3 c. 215, § 45. The probate court judge thus has the discretion
to determine whether, under the circumstances, fees should be
allowed, see Greene v. Cronin, 314 Mass. 336, 345 (1943), and
our review of an order denying a requested fee award is for
abuse of discretion. See Matter of the Estate of King, 455
Mass. 796, 805 (2010). We will reverse only on a finding that
the judge made a "'clear error of judgment in weighing' the
factors relevant to the decision" (citation omitted). L.L. v.
Commonwealth, 470 Mass. 169, 185 n.27 (2014).
Here the guardian takes issue with the judge's rationale,
wherein the judge stated that the petition was not brought in
bad faith, and was not devoid of legal merit. She suggests that
the judge's rationale is inconsistent with the judge's findings
that the petitioner (1) failed to present sufficient evidence
that he was the child's de facto parent, (2) failed to prove
that the maternal aunt was unfit, and (3) failed to prove that
removing the maternal aunt as guardian would be in the child's
best interests. However, given the discretion conferred on the
probate judge, her "award or denial [of fees] may be presumed to
be right and ordinarily ought not to be disturbed." Old Colony
Trust Co. v. Third Universalist Soc'y of Cambridge, 285 Mass.
146, 151 (1934). Furthermore, while it is true that the scope
of discretion under § 45 is broad, it is also the case that
"[s]ome judges have used bad faith, or its absence, as a
4 touchstone in determining whether to make an award under § 45."
Matter of the Estate of King, 455 Mass. at 804. In other cases,
"the reasons for the trial judge's award of fees and costs has
not been indicated, although on appeal, the court has stated
that its review found no abuse of discretion in the award." Id.
at 805, and cases cited.
In light of our relatively undemanding standard of review,
we conclude the judge acted within her discretion in not
ordering payment of fees. We do not read the judge's fee
rationale as inconsistent with her prior findings, but merely as
a discretionary judgment that given the facts relevant to the
petitioner's challenge, justice and equity did not require an
award of fees. The judge said as much in denying the guardian's
request. We do not read the judge's rationale as applying an
incorrect legal standard, but merely as using the absence of bad
faith, and her conclusion that the petition to remove was not
devoid of legal merit, as guideposts. Accordingly, we affirm
the denial of the guardian's request for fees.
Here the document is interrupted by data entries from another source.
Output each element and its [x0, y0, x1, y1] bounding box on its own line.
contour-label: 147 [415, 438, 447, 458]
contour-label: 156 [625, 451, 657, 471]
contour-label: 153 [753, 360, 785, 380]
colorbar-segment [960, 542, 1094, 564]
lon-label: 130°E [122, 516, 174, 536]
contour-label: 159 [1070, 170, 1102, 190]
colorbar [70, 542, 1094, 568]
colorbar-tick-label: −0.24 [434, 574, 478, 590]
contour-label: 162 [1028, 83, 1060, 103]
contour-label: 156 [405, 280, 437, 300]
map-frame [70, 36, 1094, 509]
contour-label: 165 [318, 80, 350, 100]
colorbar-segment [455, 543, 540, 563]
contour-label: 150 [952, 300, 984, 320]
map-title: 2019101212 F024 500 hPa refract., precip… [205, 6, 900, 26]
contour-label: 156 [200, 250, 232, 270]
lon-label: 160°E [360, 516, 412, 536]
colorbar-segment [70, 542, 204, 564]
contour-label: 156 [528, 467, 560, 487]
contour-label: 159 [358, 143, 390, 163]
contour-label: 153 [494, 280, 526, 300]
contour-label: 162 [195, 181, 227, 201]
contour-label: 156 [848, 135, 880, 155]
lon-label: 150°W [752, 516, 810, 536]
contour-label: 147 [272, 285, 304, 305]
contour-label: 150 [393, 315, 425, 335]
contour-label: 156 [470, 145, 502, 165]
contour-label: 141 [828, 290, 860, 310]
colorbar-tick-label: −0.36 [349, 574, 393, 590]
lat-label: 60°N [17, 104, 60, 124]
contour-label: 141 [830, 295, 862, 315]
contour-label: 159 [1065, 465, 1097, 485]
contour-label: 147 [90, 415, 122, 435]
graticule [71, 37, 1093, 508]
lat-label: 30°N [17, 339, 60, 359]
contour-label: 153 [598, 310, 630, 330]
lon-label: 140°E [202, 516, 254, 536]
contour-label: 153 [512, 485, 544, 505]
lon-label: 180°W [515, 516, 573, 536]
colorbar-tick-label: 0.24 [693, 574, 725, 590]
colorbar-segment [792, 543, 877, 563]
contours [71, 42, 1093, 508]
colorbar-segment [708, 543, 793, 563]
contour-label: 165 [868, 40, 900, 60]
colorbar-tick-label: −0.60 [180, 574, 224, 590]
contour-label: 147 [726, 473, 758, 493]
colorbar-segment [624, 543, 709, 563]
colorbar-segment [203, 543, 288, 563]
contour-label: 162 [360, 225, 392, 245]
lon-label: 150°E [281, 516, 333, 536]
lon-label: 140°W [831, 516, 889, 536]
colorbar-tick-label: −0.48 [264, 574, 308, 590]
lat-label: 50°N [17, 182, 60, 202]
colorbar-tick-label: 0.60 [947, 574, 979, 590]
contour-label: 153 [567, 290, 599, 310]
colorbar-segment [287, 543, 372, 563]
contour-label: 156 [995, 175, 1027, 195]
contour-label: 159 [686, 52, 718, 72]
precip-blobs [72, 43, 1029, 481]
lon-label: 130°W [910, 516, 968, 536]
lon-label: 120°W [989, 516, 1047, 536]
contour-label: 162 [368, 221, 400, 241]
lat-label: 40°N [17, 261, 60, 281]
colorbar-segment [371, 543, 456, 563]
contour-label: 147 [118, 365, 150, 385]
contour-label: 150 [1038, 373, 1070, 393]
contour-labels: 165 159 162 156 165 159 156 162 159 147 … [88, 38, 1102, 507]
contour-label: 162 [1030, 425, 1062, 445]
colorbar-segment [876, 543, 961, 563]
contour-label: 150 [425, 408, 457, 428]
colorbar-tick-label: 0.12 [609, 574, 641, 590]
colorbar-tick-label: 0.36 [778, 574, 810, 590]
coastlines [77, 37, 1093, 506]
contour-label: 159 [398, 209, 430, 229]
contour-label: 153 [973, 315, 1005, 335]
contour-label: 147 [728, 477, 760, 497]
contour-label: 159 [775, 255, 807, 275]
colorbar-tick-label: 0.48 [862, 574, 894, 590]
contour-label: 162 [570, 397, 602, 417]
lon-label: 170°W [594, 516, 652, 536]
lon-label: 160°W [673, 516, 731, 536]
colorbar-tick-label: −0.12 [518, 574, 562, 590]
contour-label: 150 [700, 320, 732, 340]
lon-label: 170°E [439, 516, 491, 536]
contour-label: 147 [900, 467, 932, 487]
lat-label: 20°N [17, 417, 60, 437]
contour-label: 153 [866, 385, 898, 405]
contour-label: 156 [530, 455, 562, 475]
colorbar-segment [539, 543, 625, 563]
The guardian also requests attorney's fees for this appeal,
as well as costs incurred in defense of the petitioner's motion
for leave to file a supplemental appendix.2 As the guardian has
been unsuccessful on appeal, her request for appellate
2 The petitioner's motion for leave to file a supplemental appendix is denied.
5 attorney's fees is denied, with one exception. The petitioner-
appellee's principal appellate brief made arguments that were
not responsive to the single appellate issue that the guardian
raised, and that instead contained inappropriate requests for
alternative, affirmative relief. Inasmuch as there was no cross
appeal, this aspect of the appellee's briefing (which
constituted most of the brief) was entirely without merit, and
the guardian filed an appropriate reply brief to point out same.
Accordingly, we award the guardian appellate fees incurred
in connection with the filing of the appellant's reply brief.
The guardian shall file with this court and serve on the
petitioner a submission detailing and supporting the amounts of
reasonable attorney's fees and costs incurred in connection with
the filing of her reply brief, in accordance with the procedure
described in Fabre v. Walton, 441 Mass. 9, 10-11 (2004).3
Decree affirmed.
By the Court (Rubin, Englander & D'Angelo, JJ.4),
Assistant Clerk
Entered: May 28, 2024.
3 The petitioner shall have fourteen days thereafter to respond.
4 The panelists are listed in order of seniority.